Barbieri_Global_PNAS_Suppl2_2022.csv
(Supplementary material), 39MB

Citation

Barbieri, C., Blasi, D. E., Arango-Isaza, E., Sotiropoulos, A. G., Hammerström, H., Wichmann, S., et al. (2022). A global analysis of matches and mismatches between human genetic and linguistic histories. Proceedings of the National Academy of Sciences, 119(47): e2122084119. doi:10.1073/pnas.2122084119.

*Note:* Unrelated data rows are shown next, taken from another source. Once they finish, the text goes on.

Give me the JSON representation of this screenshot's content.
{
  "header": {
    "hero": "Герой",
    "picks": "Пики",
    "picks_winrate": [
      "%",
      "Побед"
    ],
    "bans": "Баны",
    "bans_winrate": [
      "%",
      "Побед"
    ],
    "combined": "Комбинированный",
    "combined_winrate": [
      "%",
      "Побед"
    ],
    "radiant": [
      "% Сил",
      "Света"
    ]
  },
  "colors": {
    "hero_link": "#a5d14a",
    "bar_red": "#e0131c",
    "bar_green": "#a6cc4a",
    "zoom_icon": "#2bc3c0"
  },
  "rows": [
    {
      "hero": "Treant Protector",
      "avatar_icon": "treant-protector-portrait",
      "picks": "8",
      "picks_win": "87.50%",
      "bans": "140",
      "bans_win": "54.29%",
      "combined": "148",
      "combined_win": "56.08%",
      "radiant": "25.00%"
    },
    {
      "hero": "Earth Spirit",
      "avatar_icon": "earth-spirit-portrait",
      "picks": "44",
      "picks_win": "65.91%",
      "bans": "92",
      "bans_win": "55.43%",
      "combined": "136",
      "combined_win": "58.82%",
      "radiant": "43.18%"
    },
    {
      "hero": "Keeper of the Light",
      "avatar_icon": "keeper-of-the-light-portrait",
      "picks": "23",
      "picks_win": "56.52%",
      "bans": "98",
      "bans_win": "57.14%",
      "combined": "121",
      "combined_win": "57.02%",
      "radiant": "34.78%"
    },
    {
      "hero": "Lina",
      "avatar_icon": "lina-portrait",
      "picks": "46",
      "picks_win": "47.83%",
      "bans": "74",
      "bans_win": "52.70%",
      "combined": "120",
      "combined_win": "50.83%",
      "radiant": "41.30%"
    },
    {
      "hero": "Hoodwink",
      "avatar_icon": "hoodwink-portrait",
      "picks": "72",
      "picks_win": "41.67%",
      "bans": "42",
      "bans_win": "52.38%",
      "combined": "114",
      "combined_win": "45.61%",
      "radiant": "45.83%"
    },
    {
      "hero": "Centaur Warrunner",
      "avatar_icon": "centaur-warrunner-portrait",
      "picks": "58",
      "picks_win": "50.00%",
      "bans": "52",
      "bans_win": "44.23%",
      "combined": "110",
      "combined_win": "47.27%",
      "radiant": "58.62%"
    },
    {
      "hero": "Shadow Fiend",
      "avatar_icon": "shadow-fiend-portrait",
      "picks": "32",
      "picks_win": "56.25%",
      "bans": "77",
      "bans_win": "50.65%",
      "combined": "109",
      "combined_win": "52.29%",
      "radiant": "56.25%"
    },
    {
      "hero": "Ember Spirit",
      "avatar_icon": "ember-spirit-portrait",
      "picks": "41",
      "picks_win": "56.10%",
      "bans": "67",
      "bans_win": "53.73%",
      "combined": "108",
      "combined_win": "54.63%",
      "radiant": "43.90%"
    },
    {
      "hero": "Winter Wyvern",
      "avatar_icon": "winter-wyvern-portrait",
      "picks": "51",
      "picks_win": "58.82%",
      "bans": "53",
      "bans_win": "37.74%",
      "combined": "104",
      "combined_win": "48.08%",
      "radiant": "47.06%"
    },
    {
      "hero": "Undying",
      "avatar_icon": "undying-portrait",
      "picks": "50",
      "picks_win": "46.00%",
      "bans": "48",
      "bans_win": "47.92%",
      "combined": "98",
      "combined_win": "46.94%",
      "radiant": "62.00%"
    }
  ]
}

Cite as: https://hdl.handle.net/21.11116/0000-000C-90CD-A
Abstract
Human history is written in both our genes and our languages. The extent to which our biological and linguistic histories are congruent has been the subject of considerable debate, with clear examples of both matches and mismatches. To disentangle the patterns of demographic and cultural transmission, we need a global systematic assessment of matches and mismatches. Here, we assemble a genomic database (GeLaTo, or Genes and Languages Together) specifically curated to investigate genetic and linguistic diversity worldwide. We find that most populations in GeLaTo that speak languages of the same language family (i.e., that descend from the same ancestor language) are also genetically highly similar. However, we also identify nearly 20% mismatches in populations genetically close to linguistically unrelated groups. These mismatches, which occur within the time depth of known linguistic relatedness up to about 10,000 y, are scattered around the world, suggesting that they are a regular outcome in human history. Most mismatches result from populations shifting to the language of a neighboring population that is genetically different because of independent demographic histories. In line with the regularity of such shifts, we find that only half of the language families in GeLaTo are genetically more cohesive than expected under spatial autocorrelations. Moreover, the genetic and linguistic divergence times of population pairs match only rarely, with Indo-European standing out as the family with most matches in our sample. Together, our database and findings pave the way for systematically disentangling demographic and cultural history and for quantifying processes of shifts in language and social identities on a global scale.